As summer and autumn passed away into winter Thirza turned her managing energies in a greater degree upon the rural life of the village, where she encountered less formidable obstacles than Yealmton’s overruling opposition presented in the narrower sphere. She was not popular with the cottagers, but she had thoroughly mastered the art of being penetrating.
“I am going down to the mill-ponds,” she announced one afternoon, when a hard frost had held the land for a couple of days; “the children will be coining out of school about now. They’ve been warned not to go on the ice, and I mean to see that they don’t.”
“It can’t possibly bear yet,” said Yealmton.
“It bears at the shallow end,” said Thirza.
“Then why not let them go on the shallow end?” asked Yealmton.
“They’ve been told not to,” said Thirza; “I don’t wish to argue the matter. I mean to see that none of them go on.”

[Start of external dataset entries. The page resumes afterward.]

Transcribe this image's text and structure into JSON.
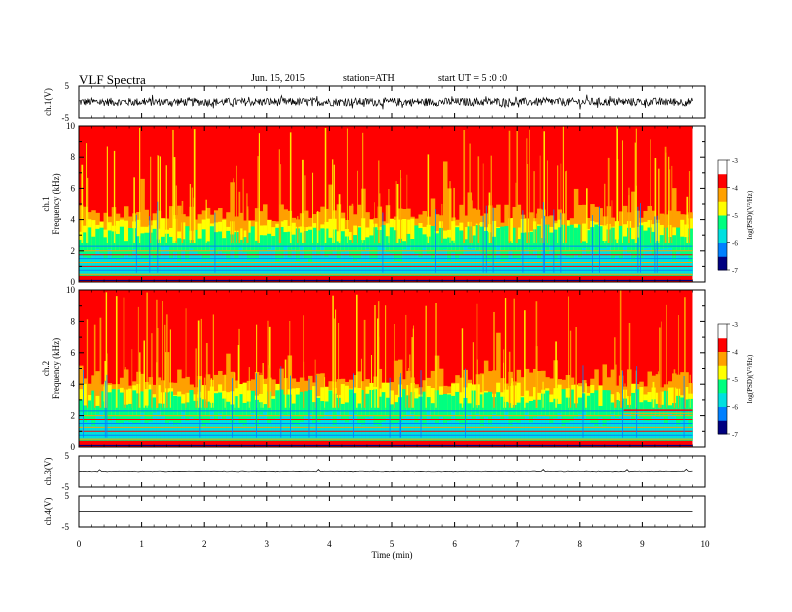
{
  "header": {
    "title": "VLF  Spectra",
    "date": "Jun. 15, 2015",
    "station": "station=ATH",
    "start": "start  UT  =   5  :0  :0"
  },
  "colors": {
    "sat": "#ff0000",
    "hi": "#ffa000",
    "mid_hi": "#ffff00",
    "mid": "#00ff80",
    "mid_lo": "#00e0e0",
    "lo": "#0080ff",
    "floor": "#000080"
  },
  "chart_data": [
    {
      "type": "line",
      "name": "waveform-ch1",
      "ylabel": "ch.1(V)",
      "ylim": [
        -5,
        5
      ],
      "ytick_labels": [
        "5",
        "-5"
      ],
      "description_level": "broadband noise, amplitude approx ±2 V"
    },
    {
      "type": "heatmap",
      "name": "spectrogram-ch1",
      "ylabel": "ch.1\nFrequency (kHz)",
      "ylabel_lines": [
        "ch.1",
        "Frequency (kHz)"
      ],
      "ylim": [
        0,
        10
      ],
      "ytick_labels": [
        "0",
        "2",
        "4",
        "6",
        "8",
        "10"
      ],
      "xlim": [
        0,
        10
      ],
      "data_end_min": 9.8,
      "colorbar": {
        "label": "log(PSD)(V²/Hz)",
        "ticks": [
          "-3",
          "-4",
          "-5",
          "-6",
          "-7"
        ],
        "range": [
          -7,
          -3
        ]
      }
    },
    {
      "type": "heatmap",
      "name": "spectrogram-ch2",
      "ylabel_lines": [
        "ch.2",
        "Frequency (kHz)"
      ],
      "ylim": [
        0,
        10
      ],
      "ytick_labels": [
        "0",
        "2",
        "4",
        "6",
        "8",
        "10"
      ],
      "xlim": [
        0,
        10
      ],
      "data_end_min": 9.8,
      "colorbar": {
        "label": "log(PSD)(V²/Hz)",
        "ticks": [
          "-3",
          "-4",
          "-5",
          "-6",
          "-7"
        ],
        "range": [
          -7,
          -3
        ]
      }
    },
    {
      "type": "line",
      "name": "waveform-ch3",
      "ylabel": "ch.3(V)",
      "ylim": [
        -5,
        5
      ],
      "ytick_labels": [
        "5",
        "-5"
      ]
    },
    {
      "type": "line",
      "name": "waveform-ch4",
      "ylabel": "ch.4(V)",
      "ylim": [
        -5,
        5
      ],
      "ytick_labels": [
        "5",
        "-5"
      ]
    }
  ],
  "xaxis": {
    "label": "Time  (min)",
    "ticks": [
      "0",
      "1",
      "2",
      "3",
      "4",
      "5",
      "6",
      "7",
      "8",
      "9",
      "10"
    ],
    "range": [
      0,
      10
    ]
  }
}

As a matter of fact the children were engrossed with a slide at the other end of the village, and Thirza had the lonely mill meadows to herself. From the orchard gate Yealmton could see her walking rapidly along the reed-fringed borders of the wide ponds, as though determined to see that no adventurous urchin was enjoying a furtive slide in some hidden nook among the bushes. As he watched the dark, solitary figure moving through the desolate wintry waste his involuntary prophecy shot across his mind: “Something dreadful must surely happen to you.” And at that moment he saw something white rush out of the bushes and come flapping towards her, he saw Thirza start back, and fall on the slippery edge of the pond, and across the meadows a scream came on the frozen air. It was a long while before he could reach the spot, running at his highest speed, and when he arrived the woman was lying half under the scum of churned-up ice and slush at the pond’s edge, and something white and ghostly was stealing away through the dusk. Yealmton knew it for a wild swan, wounded by some gunner on the coast, and harbouring among the reeds till it should die; savage and weak with hunger and death-fear, but with strength enough left to do—what it had done.